O legislador também faz alusão à figura da presunção, o que remete automaticamente o jurista à ideia de que essa presunção poderia ser relativa. “Repete-se” o dispositivo constitucional, mais especificamente o § 3º do art. 105, que diz: haverá a relevância de que trata o artigo segundo, nos casos... - e não diz que, naqueles casos, haverá presunção de relevância. É mais do que evidente que haverá interpretações do dispositivo legal no sentido de que pode haver casos de decisões sobre as matérias antes referidas - como, por exemplo, decisões que gerem inelegibilidade - em que, por uma razão qualquer, não se entenda estarem revestidas de relevância...

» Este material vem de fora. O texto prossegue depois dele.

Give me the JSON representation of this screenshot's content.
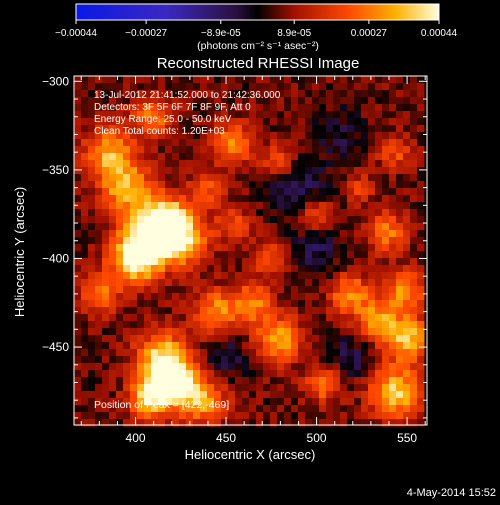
{
  "chart_data": {
    "type": "heatmap",
    "title": "Reconstructed RHESSI Image",
    "xlabel": "Heliocentric X (arcsec)",
    "ylabel": "Heliocentric Y (arcsec)",
    "xlim": [
      366,
      561
    ],
    "ylim": [
      -494,
      -297
    ],
    "xticks": [
      400,
      450,
      500,
      550
    ],
    "yticks": [
      -300,
      -350,
      -400,
      -450
    ],
    "colorbar": {
      "min": -0.00044,
      "max": 0.00044,
      "tick_labels": [
        "-0.00044",
        "-0.00027",
        "-8.9e-05",
        "8.9e-05",
        "0.00027",
        "0.00044"
      ],
      "unit_label": "(photons cm⁻² s⁻¹ asec⁻²)"
    },
    "info_lines": [
      "13-Jul-2012 21:41:52.000 to 21:42:36.000",
      "Detectors: 3F 5F 6F 7F 8F 9F, Att 0",
      "Energy Range: 25.0 - 50.0 keV",
      "Clean     Total counts: 1.20E+03"
    ],
    "peak_label": "Position of Peak = [422,-469]",
    "grid": false,
    "hotspots": [
      {
        "x": 422,
        "y": -469,
        "amp": 1.0,
        "r": 9
      },
      {
        "x": 415,
        "y": -455,
        "amp": 0.7,
        "r": 10
      },
      {
        "x": 408,
        "y": -478,
        "amp": 0.75,
        "r": 8
      },
      {
        "x": 438,
        "y": -480,
        "amp": 0.6,
        "r": 9
      },
      {
        "x": 545,
        "y": -475,
        "amp": 0.75,
        "r": 10
      },
      {
        "x": 552,
        "y": -445,
        "amp": 0.7,
        "r": 9
      },
      {
        "x": 550,
        "y": -418,
        "amp": 0.55,
        "r": 8
      },
      {
        "x": 480,
        "y": -445,
        "amp": 0.65,
        "r": 9
      },
      {
        "x": 505,
        "y": -470,
        "amp": 0.5,
        "r": 7
      },
      {
        "x": 385,
        "y": -340,
        "amp": 0.6,
        "r": 10
      },
      {
        "x": 395,
        "y": -360,
        "amp": 0.65,
        "r": 10
      },
      {
        "x": 410,
        "y": -385,
        "amp": 0.75,
        "r": 11
      },
      {
        "x": 428,
        "y": -390,
        "amp": 0.6,
        "r": 10
      },
      {
        "x": 400,
        "y": -400,
        "amp": 0.85,
        "r": 10
      },
      {
        "x": 418,
        "y": -378,
        "amp": 0.7,
        "r": 9
      },
      {
        "x": 445,
        "y": -430,
        "amp": 0.55,
        "r": 9
      },
      {
        "x": 465,
        "y": -425,
        "amp": 0.5,
        "r": 8
      },
      {
        "x": 520,
        "y": -420,
        "amp": 0.55,
        "r": 8
      },
      {
        "x": 535,
        "y": -435,
        "amp": 0.55,
        "r": 8
      },
      {
        "x": 410,
        "y": -320,
        "amp": 0.5,
        "r": 8
      },
      {
        "x": 455,
        "y": -335,
        "amp": 0.55,
        "r": 8
      },
      {
        "x": 480,
        "y": -345,
        "amp": 0.4,
        "r": 7
      },
      {
        "x": 500,
        "y": -375,
        "amp": 0.4,
        "r": 7
      },
      {
        "x": 540,
        "y": -385,
        "amp": 0.5,
        "r": 8
      },
      {
        "x": 545,
        "y": -340,
        "amp": 0.35,
        "r": 7
      },
      {
        "x": 475,
        "y": -400,
        "amp": 0.4,
        "r": 7
      },
      {
        "x": 380,
        "y": -420,
        "amp": 0.45,
        "r": 8
      },
      {
        "x": 455,
        "y": -380,
        "amp": 0.35,
        "r": 7
      },
      {
        "x": 525,
        "y": -360,
        "amp": 0.3,
        "r": 6
      },
      {
        "x": 440,
        "y": -360,
        "amp": 0.4,
        "r": 7
      }
    ],
    "coldspots": [
      {
        "x": 490,
        "y": -360,
        "amp": 0.3,
        "r": 12
      },
      {
        "x": 500,
        "y": -395,
        "amp": 0.25,
        "r": 10
      },
      {
        "x": 450,
        "y": -455,
        "amp": 0.25,
        "r": 9
      },
      {
        "x": 520,
        "y": -455,
        "amp": 0.25,
        "r": 9
      },
      {
        "x": 515,
        "y": -330,
        "amp": 0.2,
        "r": 10
      }
    ]
  },
  "footer": {
    "date": "4-May-2014 15:52"
  }
}
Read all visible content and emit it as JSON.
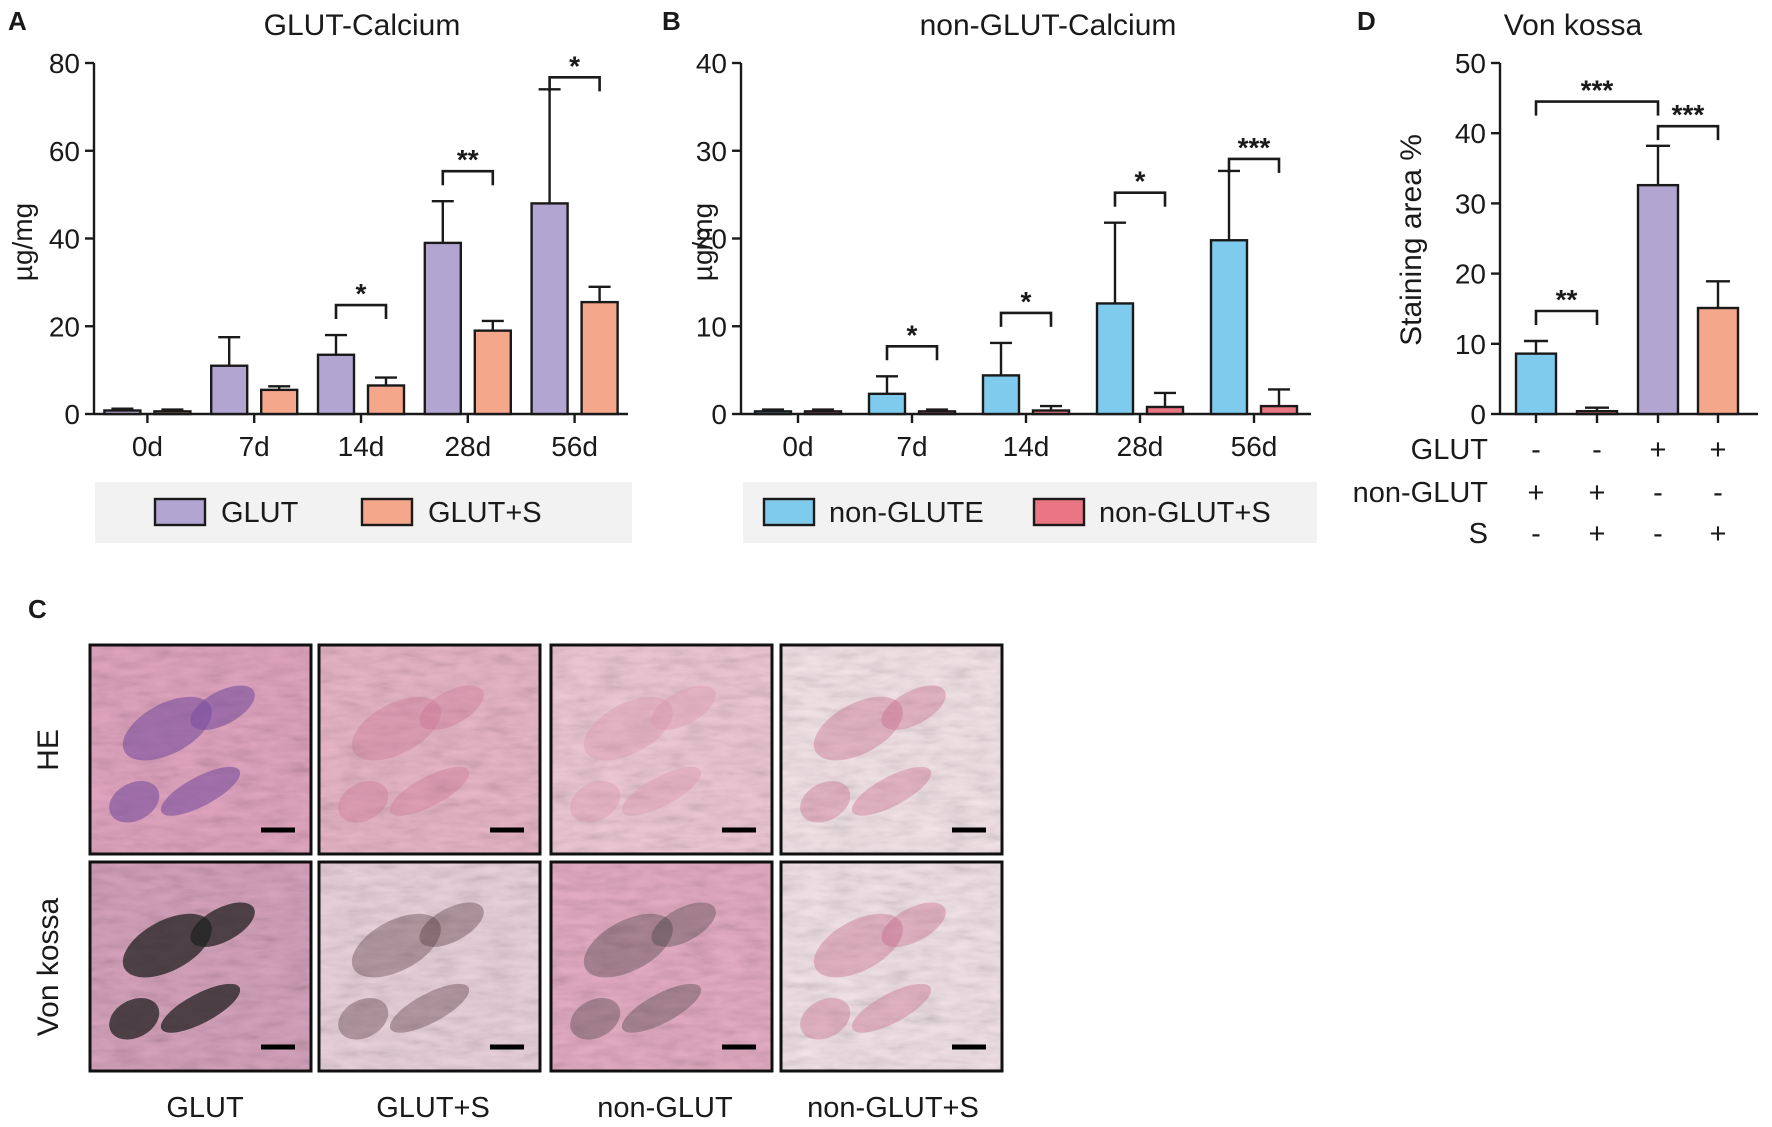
{
  "panel_letters": {
    "a": "A",
    "b": "B",
    "c": "C",
    "d": "D"
  },
  "chart_data": [
    {
      "id": "A",
      "type": "bar",
      "title": "GLUT-Calcium",
      "ylabel": "µg/mg",
      "ylim": [
        0,
        80
      ],
      "yticks": [
        "0",
        "20",
        "40",
        "60",
        "80"
      ],
      "categories": [
        "0d",
        "7d",
        "14d",
        "28d",
        "56d"
      ],
      "series": [
        {
          "name": "GLUT",
          "color": "#b3a5d1",
          "values": [
            0.8,
            11,
            13.5,
            39,
            48
          ],
          "errors": [
            0.4,
            6.5,
            4.5,
            9.5,
            26
          ]
        },
        {
          "name": "GLUT+S",
          "color": "#f4a78b",
          "values": [
            0.6,
            5.5,
            6.5,
            19,
            25.5
          ],
          "errors": [
            0.4,
            0.8,
            1.8,
            2.2,
            3.5
          ]
        }
      ],
      "significance": [
        {
          "category": "14d",
          "label": "*"
        },
        {
          "category": "28d",
          "label": "**"
        },
        {
          "category": "56d",
          "label": "*"
        }
      ],
      "legend": {
        "position": "bottom",
        "items": [
          "GLUT",
          "GLUT+S"
        ]
      }
    },
    {
      "id": "B",
      "type": "bar",
      "title": "non-GLUT-Calcium",
      "ylabel": "µg/mg",
      "ylim": [
        0,
        40
      ],
      "yticks": [
        "0",
        "10",
        "20",
        "30",
        "40"
      ],
      "categories": [
        "0d",
        "7d",
        "14d",
        "28d",
        "56d"
      ],
      "series": [
        {
          "name": "non-GLUTE",
          "color": "#7ecbee",
          "values": [
            0.3,
            2.3,
            4.4,
            12.6,
            19.8
          ],
          "errors": [
            0.2,
            2.0,
            3.7,
            9.2,
            7.9
          ]
        },
        {
          "name": "non-GLUT+S",
          "color": "#ea7583",
          "values": [
            0.3,
            0.3,
            0.4,
            0.8,
            0.9
          ],
          "errors": [
            0.2,
            0.2,
            0.5,
            1.6,
            1.9
          ]
        }
      ],
      "significance": [
        {
          "category": "7d",
          "label": "*"
        },
        {
          "category": "14d",
          "label": "*"
        },
        {
          "category": "28d",
          "label": "*"
        },
        {
          "category": "56d",
          "label": "***"
        }
      ],
      "legend": {
        "position": "bottom",
        "items": [
          "non-GLUTE",
          "non-GLUT+S"
        ]
      }
    },
    {
      "id": "D",
      "type": "bar",
      "title": "Von kossa",
      "ylabel": "Staining area %",
      "ylim": [
        0,
        50
      ],
      "yticks": [
        "0",
        "10",
        "20",
        "30",
        "40",
        "50"
      ],
      "bars": [
        {
          "value": 8.6,
          "error": 1.8,
          "color": "#7ecbee"
        },
        {
          "value": 0.4,
          "error": 0.5,
          "color": "#ea7583"
        },
        {
          "value": 32.6,
          "error": 5.6,
          "color": "#b3a5d1"
        },
        {
          "value": 15.1,
          "error": 3.8,
          "color": "#f4a78b"
        }
      ],
      "factor_rows": [
        {
          "label": "GLUT",
          "signs": [
            "-",
            "-",
            "+",
            "+"
          ]
        },
        {
          "label": "non-GLUT",
          "signs": [
            "+",
            "+",
            "-",
            "-"
          ]
        },
        {
          "label": "S",
          "signs": [
            "-",
            "+",
            "-",
            "+"
          ]
        }
      ],
      "significance": [
        {
          "from": 0,
          "to": 1,
          "label": "**"
        },
        {
          "from": 0,
          "to": 2,
          "label": "***"
        },
        {
          "from": 2,
          "to": 3,
          "label": "***"
        }
      ]
    }
  ],
  "micrographs": {
    "row_labels": [
      "HE",
      "Von kossa"
    ],
    "column_labels": [
      "GLUT",
      "GLUT+S",
      "non-GLUT",
      "non-GLUT+S"
    ],
    "panels": [
      {
        "row": "HE",
        "column": "GLUT",
        "base": "#e3a7c1",
        "accent": "#7a4f9e"
      },
      {
        "row": "HE",
        "column": "GLUT+S",
        "base": "#eab8c9",
        "accent": "#c96f90"
      },
      {
        "row": "HE",
        "column": "non-GLUT",
        "base": "#f0cbd7",
        "accent": "#d78ea9"
      },
      {
        "row": "HE",
        "column": "non-GLUT+S",
        "base": "#f5e6ea",
        "accent": "#c45b80"
      },
      {
        "row": "Von kossa",
        "column": "GLUT",
        "base": "#d7a4bd",
        "accent": "#222222"
      },
      {
        "row": "Von kossa",
        "column": "GLUT+S",
        "base": "#ecd4de",
        "accent": "#4a2a30"
      },
      {
        "row": "Von kossa",
        "column": "non-GLUT",
        "base": "#e6aec4",
        "accent": "#3a3a3a"
      },
      {
        "row": "Von kossa",
        "column": "non-GLUT+S",
        "base": "#f4e5ea",
        "accent": "#c05a7e"
      }
    ]
  }
}
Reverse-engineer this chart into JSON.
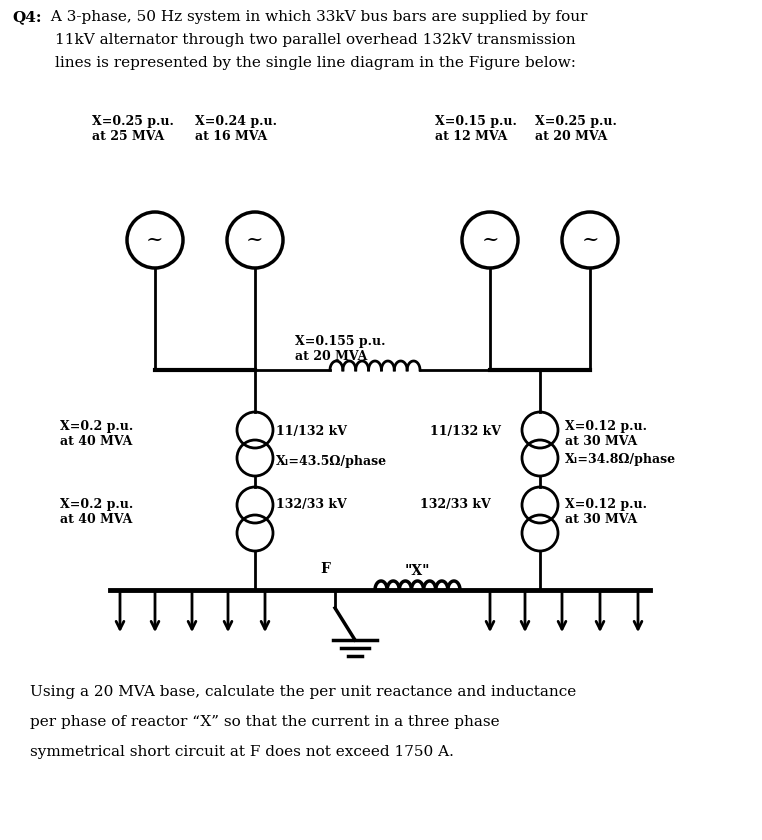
{
  "title_bold": "Q4:",
  "title_line1": " A 3-phase, 50 Hz system in which 33kV bus bars are supplied by four",
  "title_line2": "11kV alternator through two parallel overhead 132kV transmission",
  "title_line3": "lines is represented by the single line diagram in the Figure below:",
  "gen_labels": [
    "X=0.25 p.u.\nat 25 MVA",
    "X=0.24 p.u.\nat 16 MVA",
    "X=0.15 p.u.\nat 12 MVA",
    "X=0.25 p.u.\nat 20 MVA"
  ],
  "line_label": "X=0.155 p.u.\nat 20 MVA",
  "t1_upper_label": "X=0.2 p.u.\nat 40 MVA",
  "t1_upper_kv": "11/132 kV",
  "t1_xl": "Xₗ=43.5Ω/phase",
  "t1_lower_label": "X=0.2 p.u.\nat 40 MVA",
  "t1_lower_kv": "132/33 kV",
  "t2_upper_label": "X=0.12 p.u.\nat 30 MVA",
  "t2_upper_kv": "11/132 kV",
  "t2_xl": "Xₗ=34.8Ω/phase",
  "t2_lower_label": "X=0.12 p.u.\nat 30 MVA",
  "t2_lower_kv": "132/33 kV",
  "reactor_label": "\"X\"",
  "fault_label": "F",
  "bottom_line1": "Using a 20 MVA base, calculate the per unit reactance and inductance",
  "bottom_line2": "per phase of reactor “X” so that the current in a three phase",
  "bottom_line3": "symmetrical short circuit at F does not exceed 1750 A.",
  "bg_color": "#ffffff",
  "text_color": "#000000"
}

Perdeu-se a oportunidade de fazer diversas correções no Código, de imperfeições que, provavelmente, foram geradas pela lei 13.256/16, aprovada no apagar das luzes e que entrou em vigor junto com o Código: não consta do art. 927 a figura do recurso extraordinário, que julga questão constitucional com repercussão geral - a relevância, felizmente, foi inserida. O art. 1.021 continua falando apenas em agravo interno contra a decisão do relator... Enfim, tantas imprecisões remanesceram no Código em razão de certa pressa havida na aprovação dessa lei.
A nova lei trouxe alterações que considero relevantes e muito boas, porque dissipam o receio de que a possibilidade de controlar a obediência a precedente vinculante por meio de reclamação seja solução que acabe por aumentar, de maneira indesejável, a carga de trabalho do STJ. Há previsão expressa no sentido de que cabe reclamação contra o descumprimento de acórdão do STJ que se consubstancie em precedente vinculante, mas apenas em casos excepcionais. Além da excepcionalidade dos casos, o desacordo com o precedente vinculante há de ser manifesto.
Se o STJ interpretar com bom senso esse dispositivo - em que o legislador se serviu propositadamente de conceitos vagos -, é bem possível que ele funcione como um “filtro”, abrindo realmente as portas para os casos, que se espera sejam excepcionais, em que se perceba, com clareza, uma evidente afronta a um precedente qualificado. Preenchidas essas duas condições, entende-se que seria intolerável para o sistema a subsistência dessa decisão, devendo ser proferida outra em seu lugar. Se a afronta não for manifesta, a petição inicial da reclamação deve ser indeferida.
Com certeza, esses dispositivos refletem orientação muito melhor do que aquela que simplesmente dizia não caber reclamação para controlar a aplicabilidade de precedentes qualificados do STJ.
A nova lei manteve a regra segundo a qual, havendo desistência do recurso, a questão jurídica infraconstitucional ou constitucional poderá ser analisada, tanto no caso de recursos repetitivos quanto no caso de a repercussão geral ou a relevância já terem sido reconhecidas. É importante ter presente, todavia, que isso só deve ocorrer quando se tratar de questão jurídica que eu chamaria de “pura” - e as aspas decorrem da circunstância de que, a rigor, não há questões jurídicas puras. O que se quer dizer aqui é que a questão há de ser daquelas que permitem afirmações de direito que não se tornem inverídicas em função da variabilidade dos fatos subjacentes.
Fazendo um balanço: a lei é boa, e a relevância era absolutamente imprescindível. Todo o sistema está, agora, nas mãos dos intérpretes. Que sejam homens de boa vontade.